The responsibility of toxicologists is to assess whether foods derived through biotechnology are at least as safe as their conventional counterparts and to ascertain that any levels of additional risk are clearly defined. In achieving this goal, it is important to recognize that it is the food product itself, rather than the process through which it is made, that should be the focus of attention. In assessing safety, the use of the substantial equivalency concept provides guidance as to the nature of any new hazards.

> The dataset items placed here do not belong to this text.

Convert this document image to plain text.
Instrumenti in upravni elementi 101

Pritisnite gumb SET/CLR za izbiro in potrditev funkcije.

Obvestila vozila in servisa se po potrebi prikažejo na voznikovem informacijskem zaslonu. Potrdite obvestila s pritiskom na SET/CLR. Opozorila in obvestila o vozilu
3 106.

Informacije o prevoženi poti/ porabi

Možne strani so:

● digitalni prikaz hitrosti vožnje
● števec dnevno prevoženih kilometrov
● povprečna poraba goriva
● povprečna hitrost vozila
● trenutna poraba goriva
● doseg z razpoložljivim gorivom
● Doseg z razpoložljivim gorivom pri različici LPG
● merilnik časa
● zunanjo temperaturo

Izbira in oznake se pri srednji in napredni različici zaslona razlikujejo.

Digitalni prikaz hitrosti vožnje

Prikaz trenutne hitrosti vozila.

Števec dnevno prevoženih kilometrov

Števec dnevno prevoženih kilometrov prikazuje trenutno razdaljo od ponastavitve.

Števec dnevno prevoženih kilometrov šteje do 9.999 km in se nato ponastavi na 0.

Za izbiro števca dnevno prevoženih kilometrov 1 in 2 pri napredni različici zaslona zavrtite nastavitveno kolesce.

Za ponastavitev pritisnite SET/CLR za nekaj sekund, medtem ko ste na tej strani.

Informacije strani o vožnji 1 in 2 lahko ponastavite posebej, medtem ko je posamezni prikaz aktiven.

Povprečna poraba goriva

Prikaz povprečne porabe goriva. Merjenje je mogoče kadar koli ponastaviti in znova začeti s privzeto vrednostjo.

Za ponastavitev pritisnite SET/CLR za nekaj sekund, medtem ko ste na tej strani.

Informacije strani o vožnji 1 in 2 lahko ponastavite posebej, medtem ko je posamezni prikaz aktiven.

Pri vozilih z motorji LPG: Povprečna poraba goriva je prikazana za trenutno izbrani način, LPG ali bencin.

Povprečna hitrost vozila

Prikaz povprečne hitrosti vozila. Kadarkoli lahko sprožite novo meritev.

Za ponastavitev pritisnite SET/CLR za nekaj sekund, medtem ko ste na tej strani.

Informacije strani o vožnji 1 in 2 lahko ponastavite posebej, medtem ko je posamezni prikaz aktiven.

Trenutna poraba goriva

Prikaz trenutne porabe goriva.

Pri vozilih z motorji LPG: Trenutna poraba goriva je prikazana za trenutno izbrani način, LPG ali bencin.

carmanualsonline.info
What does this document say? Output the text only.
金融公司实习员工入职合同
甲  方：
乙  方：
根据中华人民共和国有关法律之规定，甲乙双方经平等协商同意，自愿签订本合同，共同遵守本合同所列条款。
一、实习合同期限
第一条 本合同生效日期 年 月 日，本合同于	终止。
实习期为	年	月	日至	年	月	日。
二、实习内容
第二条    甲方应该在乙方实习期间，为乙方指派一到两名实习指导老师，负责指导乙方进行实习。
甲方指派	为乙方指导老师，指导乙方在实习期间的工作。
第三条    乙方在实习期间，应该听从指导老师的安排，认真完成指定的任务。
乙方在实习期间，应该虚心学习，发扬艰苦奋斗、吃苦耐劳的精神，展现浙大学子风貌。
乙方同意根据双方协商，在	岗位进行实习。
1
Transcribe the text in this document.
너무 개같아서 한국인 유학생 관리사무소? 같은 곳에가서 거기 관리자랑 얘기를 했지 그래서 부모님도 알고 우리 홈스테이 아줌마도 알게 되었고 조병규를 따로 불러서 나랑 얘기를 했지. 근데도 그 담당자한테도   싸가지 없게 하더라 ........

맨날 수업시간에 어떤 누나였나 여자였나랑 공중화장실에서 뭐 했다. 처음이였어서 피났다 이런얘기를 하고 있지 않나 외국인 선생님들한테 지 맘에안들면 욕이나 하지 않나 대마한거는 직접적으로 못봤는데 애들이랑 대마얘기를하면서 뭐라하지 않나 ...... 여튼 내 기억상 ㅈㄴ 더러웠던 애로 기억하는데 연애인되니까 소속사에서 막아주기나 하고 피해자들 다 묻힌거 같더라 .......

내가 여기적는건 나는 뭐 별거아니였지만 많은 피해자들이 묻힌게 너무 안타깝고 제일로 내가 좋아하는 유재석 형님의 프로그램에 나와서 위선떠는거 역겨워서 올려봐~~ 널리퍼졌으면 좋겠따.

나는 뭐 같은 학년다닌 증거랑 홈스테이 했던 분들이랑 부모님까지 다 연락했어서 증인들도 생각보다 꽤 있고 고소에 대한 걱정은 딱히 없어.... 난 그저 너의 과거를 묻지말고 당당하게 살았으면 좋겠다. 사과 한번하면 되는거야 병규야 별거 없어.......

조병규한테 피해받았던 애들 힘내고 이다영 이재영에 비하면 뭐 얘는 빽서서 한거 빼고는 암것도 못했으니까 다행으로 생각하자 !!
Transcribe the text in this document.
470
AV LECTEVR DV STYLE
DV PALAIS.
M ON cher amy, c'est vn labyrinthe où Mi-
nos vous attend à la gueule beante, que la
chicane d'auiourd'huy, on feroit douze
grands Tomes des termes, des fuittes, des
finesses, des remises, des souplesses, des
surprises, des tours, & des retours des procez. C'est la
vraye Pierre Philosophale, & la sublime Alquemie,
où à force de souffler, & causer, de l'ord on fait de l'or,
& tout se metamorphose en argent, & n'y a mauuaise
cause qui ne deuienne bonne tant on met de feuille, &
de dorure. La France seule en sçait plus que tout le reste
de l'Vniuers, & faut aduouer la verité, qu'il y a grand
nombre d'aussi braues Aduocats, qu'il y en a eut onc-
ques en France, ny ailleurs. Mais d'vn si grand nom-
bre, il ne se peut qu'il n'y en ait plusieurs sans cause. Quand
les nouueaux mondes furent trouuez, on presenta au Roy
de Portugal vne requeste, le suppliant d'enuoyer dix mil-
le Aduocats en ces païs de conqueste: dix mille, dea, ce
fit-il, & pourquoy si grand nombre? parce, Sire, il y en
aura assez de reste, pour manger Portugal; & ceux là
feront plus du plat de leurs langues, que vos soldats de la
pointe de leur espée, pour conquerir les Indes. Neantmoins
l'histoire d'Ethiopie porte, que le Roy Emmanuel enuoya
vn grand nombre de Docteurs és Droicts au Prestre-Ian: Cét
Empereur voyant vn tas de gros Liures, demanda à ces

Scientific analysis indicates that the process of BD food production is unlikely to lead to hazards of a different nature from those already familiar to toxicologists. The safety of current BD foods, compared with their conventional counterparts, can be assessed with reasonable certainty using established and accepted methods of analytical, nutritional, and toxicological research.
A significant limitation may occur in the future if transgenic technology results in more substantial and complex changes in a foodstuff. Methods have not yet been developed by which whole foods (as compared with single chemical components) can be fully evaluated for safety. Progress also needs to be made in developing definitive methods for the identification and characterization of protein allergens, and this is currently a major focus of research. Improved methods of profiling plant and microbial metabolites, proteins, and gene expression may be helpful in detecting unexpected changes in BD organisms and in establishing substantial equivalence.
The level of safety of current BD foods to consumers appears to be equivalent to that of traditional foods. Verified records of adverse health effects are absent, although the current passive reporting system would probably not detect minor or rare adverse effects, nor can it detect a moderate increase in common effects such as diarrhea. However, this is no guarantee that all future genetic modifications will have such apparently benign and predictable results. A continuing evolution of toxicological methodologies and regulatory strategies will be necessary to ensure that this level of safety is maintained.